Wednesday, July 31, 2013

Final words at Bellingen Uniting Church.

Final reflection at Bellingen Uniting July 2013
On biblical diversity, women and men as God's image, Gay marriage and what really matters instead, not judging, and proper Christian fundamentalism.

A slightly polished up version of my spoken notes.  Not perfect by any means but good enough.

Readings Colossians 2:6-19 and The Lord’s prayer (either version)

Colossians 2:6 encourages us to continue to walk in Christ (often translated “live in”).  This travelling metaphor isn’t something the Uniting Church made up.  Jesus- follow me.  Paul talks of faith as a marathon, Colossians - walk in Christ.

Paul was always leaving messages for congregations.

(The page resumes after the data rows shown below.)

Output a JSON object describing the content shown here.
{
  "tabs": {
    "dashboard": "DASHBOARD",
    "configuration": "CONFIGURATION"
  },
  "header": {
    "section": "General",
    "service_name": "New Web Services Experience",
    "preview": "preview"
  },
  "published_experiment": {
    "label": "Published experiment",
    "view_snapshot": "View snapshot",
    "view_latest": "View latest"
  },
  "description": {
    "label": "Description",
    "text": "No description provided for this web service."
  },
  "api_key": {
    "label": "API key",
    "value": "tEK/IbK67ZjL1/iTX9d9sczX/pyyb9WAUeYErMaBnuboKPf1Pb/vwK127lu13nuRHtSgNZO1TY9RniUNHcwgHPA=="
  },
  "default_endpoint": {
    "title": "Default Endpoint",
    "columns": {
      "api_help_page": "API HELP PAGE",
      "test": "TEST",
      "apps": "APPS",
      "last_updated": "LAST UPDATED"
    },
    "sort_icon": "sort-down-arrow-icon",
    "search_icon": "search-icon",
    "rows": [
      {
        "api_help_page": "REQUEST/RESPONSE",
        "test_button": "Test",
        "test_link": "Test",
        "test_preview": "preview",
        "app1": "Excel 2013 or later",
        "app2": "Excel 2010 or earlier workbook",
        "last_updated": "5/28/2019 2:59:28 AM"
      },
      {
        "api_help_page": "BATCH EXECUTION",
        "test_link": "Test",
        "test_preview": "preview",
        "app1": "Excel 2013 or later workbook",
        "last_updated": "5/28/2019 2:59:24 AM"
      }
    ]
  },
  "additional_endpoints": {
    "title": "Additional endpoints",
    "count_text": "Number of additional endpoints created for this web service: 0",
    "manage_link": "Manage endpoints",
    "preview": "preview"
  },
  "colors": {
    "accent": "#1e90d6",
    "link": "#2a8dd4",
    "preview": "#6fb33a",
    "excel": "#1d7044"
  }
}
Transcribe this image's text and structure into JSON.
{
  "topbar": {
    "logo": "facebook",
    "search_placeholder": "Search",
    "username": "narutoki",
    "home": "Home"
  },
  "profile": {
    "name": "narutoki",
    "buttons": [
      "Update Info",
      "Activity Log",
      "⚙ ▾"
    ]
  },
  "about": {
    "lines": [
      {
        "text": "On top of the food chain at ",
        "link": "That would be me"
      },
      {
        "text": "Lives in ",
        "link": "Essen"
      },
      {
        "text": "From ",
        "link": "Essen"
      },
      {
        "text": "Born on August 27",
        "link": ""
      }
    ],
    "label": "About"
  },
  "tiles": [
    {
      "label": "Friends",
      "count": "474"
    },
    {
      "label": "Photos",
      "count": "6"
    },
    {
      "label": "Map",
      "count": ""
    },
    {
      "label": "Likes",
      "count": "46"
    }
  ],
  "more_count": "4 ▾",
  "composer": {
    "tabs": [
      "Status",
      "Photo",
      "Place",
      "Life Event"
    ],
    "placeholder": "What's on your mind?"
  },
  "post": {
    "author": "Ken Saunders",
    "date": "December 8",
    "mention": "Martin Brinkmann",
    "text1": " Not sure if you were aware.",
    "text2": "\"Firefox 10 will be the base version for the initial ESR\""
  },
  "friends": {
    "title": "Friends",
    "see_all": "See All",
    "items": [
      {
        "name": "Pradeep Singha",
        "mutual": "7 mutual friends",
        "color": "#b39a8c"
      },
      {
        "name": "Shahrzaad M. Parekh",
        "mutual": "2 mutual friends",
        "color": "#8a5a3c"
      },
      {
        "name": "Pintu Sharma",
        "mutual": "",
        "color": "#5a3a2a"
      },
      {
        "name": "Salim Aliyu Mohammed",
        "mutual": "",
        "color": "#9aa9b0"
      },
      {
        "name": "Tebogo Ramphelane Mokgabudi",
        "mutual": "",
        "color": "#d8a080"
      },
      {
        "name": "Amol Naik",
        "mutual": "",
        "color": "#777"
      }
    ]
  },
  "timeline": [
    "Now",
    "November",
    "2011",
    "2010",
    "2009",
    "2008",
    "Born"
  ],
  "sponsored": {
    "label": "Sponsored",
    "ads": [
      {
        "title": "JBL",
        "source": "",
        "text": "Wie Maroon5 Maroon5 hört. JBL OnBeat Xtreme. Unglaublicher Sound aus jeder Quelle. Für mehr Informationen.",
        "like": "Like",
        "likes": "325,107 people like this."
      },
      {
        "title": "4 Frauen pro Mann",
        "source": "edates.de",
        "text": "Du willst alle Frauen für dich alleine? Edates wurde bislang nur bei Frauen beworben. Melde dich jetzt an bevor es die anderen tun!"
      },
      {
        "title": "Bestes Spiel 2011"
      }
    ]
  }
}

What message would I want to leave with you?

What final dot points?

One is that it’s exciting, empowering, and necessary to read the scriptures, the biblical witnesses, seriously, not just devotionally and certainly not just literalistically.

To have a hard look at Colossians, for example, and notice that a lot of it doesn’t sound like Paul.  For example this next bit about the fullness of God dwelling in Christ.

In the letters which everyone does agree are written by Paul, there’s none of this divine Jesus stuff.

Which is why most scholars think Colossians was written later on, by someone else in Paul’s name, as Christian thinking continued to develop and diversify.  Faith is always on the move.

So we end up with the Synoptic gospels- Mark, then Matt and Luke (and Paul) in which Jesus is Messiah and Lord,  and John’s gospel and Colossians which attributes greater divinity to him.

The diversity of opinion about who Jesus is (his nature), is accompanied by diversity in opinion about what his life means.  How it all works.  As the lawyer put it to Jesus, “what must I do to inherit eternal life?”

So we have Paul: Jesus is the sacrifice for our sins.  This is magnified in Hebrews: Jesus the high priest and ultimate, perfect once for all sacrifice.  We have John: the need to believe in his name.  And the synoptics, Jesus puts it quite differently.

The lawyer asked, “what must we do to be saved?”  Jesus’ answer:   Love God, self and neighbour.  Do this and you shall live. 
In the Lord’s prayer he says forgive others.  “Forgive us our sins,” we should pray, “ as we forgive those who are indebted to us.”

Mark, Matt and Luke all contain explicit expansions of that claim by Jesus- being forgiven is caught up in forgiving.

So, salvation: was it all done for us as a sacrifice (as Paul argues) or as a legal satisfaction in heavenly court (as Colossians says), or do we have to participate (and Jesus argues in Mark, Matt and Luke).  Is it about beliefs (John) or actions (synoptics)?

My point isn’t to settle the argument, but to remind you that the arguments are there, in scripture.  Being a disciple means joining in the argument, praying and discerning, not simply memorising answers and trying to believe them.

Of course we do have to decide, and what we decide will shape what we think the gospel is and what we are inviting people to, but we decide knowing that there is a diversity of contrary opinions, or at least other emphases.

I don’t want to settle the argument, but I will say that for the most part I’ve tried to focus on Jesus’ understanding of his nature and mission, and our responsibilities, as far as we can work that out, rather than Paul or Colossians or John.

It is strange that some churches listen far more to Paul than Jesus when they try to work out who Jesus was and the point of his life.

“Your kingdom come” Jesus invited us to pray.
Not the kingdom of the world, of power and privilege and violence.  But the kingdom of leaders being servants, the first being last, of love of neighbour including and perhaps especially the neighbour we’d happily see burned out of house and home.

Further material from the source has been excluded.